Sam snatched it away. "Nooooo!" he yowled. "Featheeeeeeeeeers!"

"Maybe just a little bit more, huh?" Sister Felicity suggested. Sam glared at her suspiciously, and took another drink. He grabbed Dean's arm.

"If she shows any sign of corsetry," he whispered urgently, "Tell her I said she had to say forty-three Hail Marys, set fire to her computer, and feed all her Black Lace books to the giraffe." With that, he carefully handed the bottle to Dean, smiled reassuringly, and toppled slowly but inevitably backwards, like a magnificently shaggy if somewhat inebriated sequoia being felled.

"Okaaaay," Dean handed the bottle to the nun, and pulled the blanket over Sam.

"You're safe," Sister Felicity said, taking a swig herself then handing the bottle back, "I don't do corset. Foundation garment is bad enough. What is it with fitters, that they're always little old ladies with glasses on a lanyard, and you just know that they are somebody's Great-Aunt Eunice, or something…"

"What the hell happened to him?" Dean demanded, indicating his gently snoring brother.

"The matinee session," sighed Sister Felicity. "Damn it, I should've realized…"

"The matinee session?" Dean queried. "Are you telling me that some daytime movie did this to him?"

"No," she clarified, "The matinee session of confession. Sometimes it's referred to as the bored housewives session. I think some of them are just lonely, and they watch too many 'Desperate Housewives' and 'Sex and the City' reruns. I've seen this happen a couple of times – poor Father Tran was just out of the seminary; he ended up practically catatonic after a group of them got together and watched the Brazilian waxing episode…"

"Are you saying he's been traumatised by confessing housewives?" Dean sounded incredulous.

"He's not the first," she shrugged, and smiled at Sam sympathetically. "It was an older, no-nonsense Sister who took a couple of us aside, and told us that administration of copious amounts of alcohol was usually the best way to deal with it."

"Oh, fuck it," sighed Dean, falling heavily into a chair. "He's a lightweight at the best of times." He took a long drink from the bottle. "Oh, that is good stuff… if he ends up too hung over to drive tomorrow, he'll have to take over as blind guy…"

"Oh, it's okay, I'll drive," she said airily with a wave of her hand. "I promise not to hurt your beautiful car. Seriously. It's been a long time since I flipped that cruiser during a pursuit… joke! Joke!" She added hurriedly as Dean gave her an expression that went alarmingly close to infringing on the Sam Winchester Bitchface™ trademark.

"I have no problem whatsoever with the idea of hitting a nun," he grumbled, "If she does anything that might hurt my Baby."
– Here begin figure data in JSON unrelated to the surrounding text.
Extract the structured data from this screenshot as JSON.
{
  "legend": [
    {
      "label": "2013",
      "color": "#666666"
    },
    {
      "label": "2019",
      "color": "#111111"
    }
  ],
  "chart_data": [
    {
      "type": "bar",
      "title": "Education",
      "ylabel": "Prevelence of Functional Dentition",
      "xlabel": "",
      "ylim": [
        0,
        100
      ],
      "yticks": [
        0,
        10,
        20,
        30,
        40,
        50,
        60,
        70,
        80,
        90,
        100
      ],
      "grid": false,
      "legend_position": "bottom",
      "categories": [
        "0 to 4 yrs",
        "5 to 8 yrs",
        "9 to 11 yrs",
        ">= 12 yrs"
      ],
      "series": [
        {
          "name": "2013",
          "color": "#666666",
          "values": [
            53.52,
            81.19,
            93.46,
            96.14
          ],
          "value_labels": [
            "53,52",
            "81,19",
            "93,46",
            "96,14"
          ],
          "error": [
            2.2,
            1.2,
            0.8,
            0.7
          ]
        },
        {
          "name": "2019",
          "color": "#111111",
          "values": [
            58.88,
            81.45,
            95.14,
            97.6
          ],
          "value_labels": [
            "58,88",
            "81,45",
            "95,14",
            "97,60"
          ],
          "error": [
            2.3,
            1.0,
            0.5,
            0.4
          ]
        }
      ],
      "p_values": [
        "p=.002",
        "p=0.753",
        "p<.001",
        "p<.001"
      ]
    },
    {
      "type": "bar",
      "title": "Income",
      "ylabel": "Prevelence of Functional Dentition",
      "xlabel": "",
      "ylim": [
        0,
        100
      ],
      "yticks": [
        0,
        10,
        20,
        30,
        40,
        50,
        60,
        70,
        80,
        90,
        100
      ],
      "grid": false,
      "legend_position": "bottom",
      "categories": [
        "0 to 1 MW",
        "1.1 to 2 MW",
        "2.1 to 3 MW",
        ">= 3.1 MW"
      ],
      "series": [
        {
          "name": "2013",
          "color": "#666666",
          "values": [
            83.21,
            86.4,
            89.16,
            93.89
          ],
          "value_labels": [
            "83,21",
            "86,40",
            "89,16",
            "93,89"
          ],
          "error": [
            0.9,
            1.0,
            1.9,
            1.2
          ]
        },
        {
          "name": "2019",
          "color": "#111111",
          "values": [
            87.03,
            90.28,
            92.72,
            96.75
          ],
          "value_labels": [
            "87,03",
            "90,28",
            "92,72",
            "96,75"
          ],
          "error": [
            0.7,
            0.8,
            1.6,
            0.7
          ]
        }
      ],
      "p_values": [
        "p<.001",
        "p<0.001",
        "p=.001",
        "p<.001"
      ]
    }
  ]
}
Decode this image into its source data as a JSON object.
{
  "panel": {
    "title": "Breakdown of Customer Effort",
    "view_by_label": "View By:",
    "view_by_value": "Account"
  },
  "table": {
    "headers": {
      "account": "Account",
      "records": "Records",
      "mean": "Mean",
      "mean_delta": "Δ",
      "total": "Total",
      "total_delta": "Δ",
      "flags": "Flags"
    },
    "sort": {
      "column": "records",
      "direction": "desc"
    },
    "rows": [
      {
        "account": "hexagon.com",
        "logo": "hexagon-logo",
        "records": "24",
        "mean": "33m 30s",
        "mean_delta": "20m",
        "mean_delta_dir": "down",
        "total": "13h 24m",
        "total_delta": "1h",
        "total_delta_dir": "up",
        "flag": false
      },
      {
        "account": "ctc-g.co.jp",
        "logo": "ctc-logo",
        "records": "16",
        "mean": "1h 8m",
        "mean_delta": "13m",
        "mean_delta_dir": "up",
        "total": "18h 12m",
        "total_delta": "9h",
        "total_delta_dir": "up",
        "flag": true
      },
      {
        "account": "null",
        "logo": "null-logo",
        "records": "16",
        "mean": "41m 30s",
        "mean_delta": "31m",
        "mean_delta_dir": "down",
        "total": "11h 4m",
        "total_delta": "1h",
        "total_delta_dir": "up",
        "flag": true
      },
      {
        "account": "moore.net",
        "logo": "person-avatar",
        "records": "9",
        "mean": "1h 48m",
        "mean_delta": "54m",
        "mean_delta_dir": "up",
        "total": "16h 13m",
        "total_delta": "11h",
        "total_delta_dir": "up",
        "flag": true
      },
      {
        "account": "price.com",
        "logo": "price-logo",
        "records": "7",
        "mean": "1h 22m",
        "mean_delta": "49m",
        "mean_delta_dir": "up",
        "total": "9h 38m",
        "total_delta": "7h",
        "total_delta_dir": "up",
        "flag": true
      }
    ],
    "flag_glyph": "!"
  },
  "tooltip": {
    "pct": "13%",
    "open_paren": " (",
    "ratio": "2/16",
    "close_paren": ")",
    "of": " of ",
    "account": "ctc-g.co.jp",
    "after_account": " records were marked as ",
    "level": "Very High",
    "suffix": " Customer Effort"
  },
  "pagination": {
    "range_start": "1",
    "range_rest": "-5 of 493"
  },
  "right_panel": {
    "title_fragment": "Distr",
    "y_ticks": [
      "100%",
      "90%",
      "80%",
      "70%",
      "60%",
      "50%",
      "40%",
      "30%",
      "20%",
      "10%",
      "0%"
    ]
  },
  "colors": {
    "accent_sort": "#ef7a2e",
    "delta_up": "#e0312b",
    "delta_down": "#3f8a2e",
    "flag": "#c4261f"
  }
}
"And I have no problem at all with the idea of knotting your arms behind your head if you try," she replied sweetly. "Age and treachery will defeat youth and skill, every time." She held out her hand. "Don't hog it."

"You sound like Bobby," he snarked, handing over the bottle, which she drained. "You drink like him, too."

"He sounds like an okay sort of guy," Sister Felicity opined, "If he's put up with you two for all this time, he's probably on the way to sainthood."

"Cow."

"Dick."

"So, nothing helpful in Sister Helen's indices," Dean said, and Sister Felicity nodded.

"Unfortunately, no," she concurred. "But I did get a name. There's a nun there who's retired now, in her eighties, and her health isn't that good, but Sister Helen says that her mind is still as sharp as a tack. She was working at St Claire's in Topeka when it was still operating as a home for unmarried mothers. She assisted with the transfer of some of the documentation we ploughed through already. It's a thin lead, but she's probably our best shot at this point. So, tomorrow, we take Sleeping Beauty here, and go introduce ourselves to Sister Agnes."

"Fine," grunted Dean. "Just don't ask me to wake him up. I'll get Jimi to kiss him."